Rencana Israel Melakukan Pembersihan Etnis dan Penaklukan Kota Gaza Dimulai

JERNIH – Militer Israel kini telah melancarkan fase pertama serangan terhadap pusat perkotaan terbesar di Gaza, menggempur kawasan permukiman dengan serangan udara dan tembakan artileri, serta membangun pijakan di pinggiran kota.

Ribuan orang terpaksa meninggalkan rumah mereka beberapa hari sebelum serangan dimulai, semakin banyak lagi yang terus mengungsi seiring berlanjutnya operasi militer, dan terpaksa mengungsi ke selatan. Israel terus maju dengan rencananya meskipun Hamas menerima gencatan senjata dan kesepakatan pembebasan sandera yang diusulkan mediator Arab minggu ini.

Meskipun Netanyahu sebelumnya menyatakan bahwa Israel bermaksud merebut seluruh Jalur Gaza, inisiatif saat ini difokuskan pada Kota Gaza, yang dianggap sebagai benteng perkotaan utama terakhir Hamas.

Cetak biru tersebut mencantumkan lima tujuan untuk mengakhiri perang: demiliterisasi Gaza, kontrol keamanan Israel atas jalur pantai, pembebasan semua sandera, pelucutan senjata Hamas , dan pembentukan pemerintahan sipil alternatif yang tidak terkait dengan Hamas atau Otoritas Palestina.

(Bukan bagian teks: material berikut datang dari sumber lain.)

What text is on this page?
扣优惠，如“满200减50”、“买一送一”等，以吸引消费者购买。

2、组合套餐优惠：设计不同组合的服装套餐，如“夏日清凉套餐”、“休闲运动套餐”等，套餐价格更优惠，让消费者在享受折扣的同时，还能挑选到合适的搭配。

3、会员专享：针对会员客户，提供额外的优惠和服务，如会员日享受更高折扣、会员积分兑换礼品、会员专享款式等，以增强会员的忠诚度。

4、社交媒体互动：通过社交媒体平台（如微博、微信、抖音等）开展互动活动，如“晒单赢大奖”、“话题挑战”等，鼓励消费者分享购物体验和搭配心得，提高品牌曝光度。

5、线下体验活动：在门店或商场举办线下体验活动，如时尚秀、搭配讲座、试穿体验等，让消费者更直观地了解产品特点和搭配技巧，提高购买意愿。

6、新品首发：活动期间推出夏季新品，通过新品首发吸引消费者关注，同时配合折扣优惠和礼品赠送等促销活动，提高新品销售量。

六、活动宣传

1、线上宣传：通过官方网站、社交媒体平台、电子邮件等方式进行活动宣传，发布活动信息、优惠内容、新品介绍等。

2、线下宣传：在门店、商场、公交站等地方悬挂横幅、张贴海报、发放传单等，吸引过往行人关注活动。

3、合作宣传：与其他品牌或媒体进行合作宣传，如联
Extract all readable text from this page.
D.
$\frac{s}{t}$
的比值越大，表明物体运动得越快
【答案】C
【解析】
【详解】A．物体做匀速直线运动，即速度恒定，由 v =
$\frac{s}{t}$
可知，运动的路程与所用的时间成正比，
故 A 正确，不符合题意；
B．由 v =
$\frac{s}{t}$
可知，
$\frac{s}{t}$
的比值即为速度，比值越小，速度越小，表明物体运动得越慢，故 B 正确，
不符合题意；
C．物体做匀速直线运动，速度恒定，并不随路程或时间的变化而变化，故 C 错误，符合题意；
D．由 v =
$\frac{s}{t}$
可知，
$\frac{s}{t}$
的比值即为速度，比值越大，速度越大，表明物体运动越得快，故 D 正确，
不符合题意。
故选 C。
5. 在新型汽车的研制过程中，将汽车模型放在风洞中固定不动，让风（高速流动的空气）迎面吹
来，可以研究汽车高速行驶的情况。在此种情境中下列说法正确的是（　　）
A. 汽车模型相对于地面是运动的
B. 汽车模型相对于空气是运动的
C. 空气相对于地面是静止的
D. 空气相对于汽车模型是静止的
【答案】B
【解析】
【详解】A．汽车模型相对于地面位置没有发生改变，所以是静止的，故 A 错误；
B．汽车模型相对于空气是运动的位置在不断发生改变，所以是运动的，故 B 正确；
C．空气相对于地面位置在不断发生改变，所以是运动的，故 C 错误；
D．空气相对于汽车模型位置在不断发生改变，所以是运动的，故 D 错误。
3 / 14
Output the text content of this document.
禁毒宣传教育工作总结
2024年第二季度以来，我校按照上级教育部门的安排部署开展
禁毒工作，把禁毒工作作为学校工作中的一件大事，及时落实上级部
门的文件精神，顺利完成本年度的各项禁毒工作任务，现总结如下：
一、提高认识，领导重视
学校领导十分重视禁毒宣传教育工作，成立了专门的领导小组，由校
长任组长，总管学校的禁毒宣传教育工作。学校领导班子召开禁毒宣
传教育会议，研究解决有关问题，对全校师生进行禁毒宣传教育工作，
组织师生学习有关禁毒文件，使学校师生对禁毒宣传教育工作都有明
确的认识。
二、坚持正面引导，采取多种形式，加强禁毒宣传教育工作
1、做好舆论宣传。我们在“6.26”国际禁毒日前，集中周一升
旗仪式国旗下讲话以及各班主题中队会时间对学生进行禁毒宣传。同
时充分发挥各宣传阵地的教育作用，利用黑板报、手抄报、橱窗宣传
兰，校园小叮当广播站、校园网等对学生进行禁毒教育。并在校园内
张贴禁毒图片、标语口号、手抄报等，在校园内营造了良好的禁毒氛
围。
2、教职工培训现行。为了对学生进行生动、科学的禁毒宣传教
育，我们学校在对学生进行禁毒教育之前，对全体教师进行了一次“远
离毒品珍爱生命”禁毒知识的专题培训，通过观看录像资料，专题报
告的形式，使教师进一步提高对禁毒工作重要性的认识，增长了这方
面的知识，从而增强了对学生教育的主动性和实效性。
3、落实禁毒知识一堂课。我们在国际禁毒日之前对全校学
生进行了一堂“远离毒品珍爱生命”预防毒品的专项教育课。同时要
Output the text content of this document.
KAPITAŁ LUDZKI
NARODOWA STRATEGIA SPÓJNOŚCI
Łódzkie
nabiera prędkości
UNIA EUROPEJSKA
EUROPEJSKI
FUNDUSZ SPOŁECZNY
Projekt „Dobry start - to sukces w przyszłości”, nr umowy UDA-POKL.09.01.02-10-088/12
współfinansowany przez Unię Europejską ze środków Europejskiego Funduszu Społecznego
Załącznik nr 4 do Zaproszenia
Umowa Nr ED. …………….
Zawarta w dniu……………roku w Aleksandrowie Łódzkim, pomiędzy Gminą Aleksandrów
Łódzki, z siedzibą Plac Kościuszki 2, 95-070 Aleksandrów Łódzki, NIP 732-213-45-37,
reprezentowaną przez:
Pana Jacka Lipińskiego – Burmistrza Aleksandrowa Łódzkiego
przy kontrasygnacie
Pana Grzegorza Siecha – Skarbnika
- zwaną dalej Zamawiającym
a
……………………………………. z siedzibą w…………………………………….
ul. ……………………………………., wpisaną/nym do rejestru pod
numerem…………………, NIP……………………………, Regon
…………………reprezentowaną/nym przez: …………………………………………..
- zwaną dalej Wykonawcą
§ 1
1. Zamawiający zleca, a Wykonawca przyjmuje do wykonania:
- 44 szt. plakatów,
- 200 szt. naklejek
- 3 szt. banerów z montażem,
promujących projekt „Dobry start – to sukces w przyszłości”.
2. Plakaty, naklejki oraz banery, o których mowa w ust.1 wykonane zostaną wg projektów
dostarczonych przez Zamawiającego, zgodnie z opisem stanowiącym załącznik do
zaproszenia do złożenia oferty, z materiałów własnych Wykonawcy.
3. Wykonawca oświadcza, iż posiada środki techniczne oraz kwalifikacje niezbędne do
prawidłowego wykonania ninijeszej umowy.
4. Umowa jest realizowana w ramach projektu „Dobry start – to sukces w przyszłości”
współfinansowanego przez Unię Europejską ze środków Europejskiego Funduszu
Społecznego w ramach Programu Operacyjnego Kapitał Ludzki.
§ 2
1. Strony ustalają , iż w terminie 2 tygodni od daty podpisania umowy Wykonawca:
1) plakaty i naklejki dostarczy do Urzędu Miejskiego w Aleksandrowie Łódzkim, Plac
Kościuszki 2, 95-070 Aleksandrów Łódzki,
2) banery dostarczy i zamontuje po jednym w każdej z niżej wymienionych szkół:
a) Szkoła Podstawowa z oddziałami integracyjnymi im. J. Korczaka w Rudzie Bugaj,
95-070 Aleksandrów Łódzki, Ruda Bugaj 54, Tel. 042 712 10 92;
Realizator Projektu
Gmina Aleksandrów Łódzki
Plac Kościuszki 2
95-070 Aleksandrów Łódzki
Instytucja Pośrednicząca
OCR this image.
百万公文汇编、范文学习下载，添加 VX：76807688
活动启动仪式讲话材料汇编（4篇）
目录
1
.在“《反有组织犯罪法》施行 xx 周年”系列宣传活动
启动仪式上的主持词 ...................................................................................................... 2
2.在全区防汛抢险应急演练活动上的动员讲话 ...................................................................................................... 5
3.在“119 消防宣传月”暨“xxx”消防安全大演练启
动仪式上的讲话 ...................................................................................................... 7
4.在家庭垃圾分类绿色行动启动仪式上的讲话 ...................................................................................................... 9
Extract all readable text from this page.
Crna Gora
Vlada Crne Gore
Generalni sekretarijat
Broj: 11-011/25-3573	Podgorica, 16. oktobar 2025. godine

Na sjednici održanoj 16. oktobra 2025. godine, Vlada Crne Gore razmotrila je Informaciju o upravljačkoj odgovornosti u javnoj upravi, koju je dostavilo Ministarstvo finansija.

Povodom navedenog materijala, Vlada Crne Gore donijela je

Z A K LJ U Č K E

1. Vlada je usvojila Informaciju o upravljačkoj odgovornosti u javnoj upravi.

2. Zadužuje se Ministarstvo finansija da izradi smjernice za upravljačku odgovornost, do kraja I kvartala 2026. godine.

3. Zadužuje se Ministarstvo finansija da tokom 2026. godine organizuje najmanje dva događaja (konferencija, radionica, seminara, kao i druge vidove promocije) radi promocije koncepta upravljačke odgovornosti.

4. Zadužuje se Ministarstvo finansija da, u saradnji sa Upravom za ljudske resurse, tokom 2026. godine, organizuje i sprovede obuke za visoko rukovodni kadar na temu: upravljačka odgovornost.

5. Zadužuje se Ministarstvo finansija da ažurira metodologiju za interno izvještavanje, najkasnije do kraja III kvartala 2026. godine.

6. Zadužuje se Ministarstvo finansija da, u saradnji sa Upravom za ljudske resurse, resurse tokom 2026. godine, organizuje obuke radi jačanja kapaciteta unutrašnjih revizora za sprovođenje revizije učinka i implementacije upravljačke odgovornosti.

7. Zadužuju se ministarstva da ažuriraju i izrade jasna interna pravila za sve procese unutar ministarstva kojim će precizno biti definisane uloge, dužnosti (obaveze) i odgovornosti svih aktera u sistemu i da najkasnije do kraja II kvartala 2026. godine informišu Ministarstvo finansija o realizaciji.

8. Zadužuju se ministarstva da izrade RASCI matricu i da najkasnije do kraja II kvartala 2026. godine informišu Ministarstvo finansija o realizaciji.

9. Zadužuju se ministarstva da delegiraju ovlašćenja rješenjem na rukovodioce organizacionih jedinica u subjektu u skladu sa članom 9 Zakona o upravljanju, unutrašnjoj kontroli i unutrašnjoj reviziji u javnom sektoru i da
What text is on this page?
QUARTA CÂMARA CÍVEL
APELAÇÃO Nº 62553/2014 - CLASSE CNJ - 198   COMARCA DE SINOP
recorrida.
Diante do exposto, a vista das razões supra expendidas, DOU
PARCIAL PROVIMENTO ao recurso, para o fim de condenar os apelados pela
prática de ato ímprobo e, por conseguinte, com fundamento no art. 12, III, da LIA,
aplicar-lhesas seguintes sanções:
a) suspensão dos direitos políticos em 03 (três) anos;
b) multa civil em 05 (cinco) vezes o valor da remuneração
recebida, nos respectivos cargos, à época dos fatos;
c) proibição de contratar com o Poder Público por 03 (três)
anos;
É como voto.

Rencana lima poin tersebut menyerukan pasukan Israel untuk menduduki kota tersebut, yang telah hancur akibat agresi tanpa henti selama hampir dua tahun dan dikelilingi oleh wilayah-wilayah di bawah komando atau perintah evakuasi Israel. Operasi ini dianggap sebagai langkah pertama menuju perebutan wilayah Palestina yang lebih luas.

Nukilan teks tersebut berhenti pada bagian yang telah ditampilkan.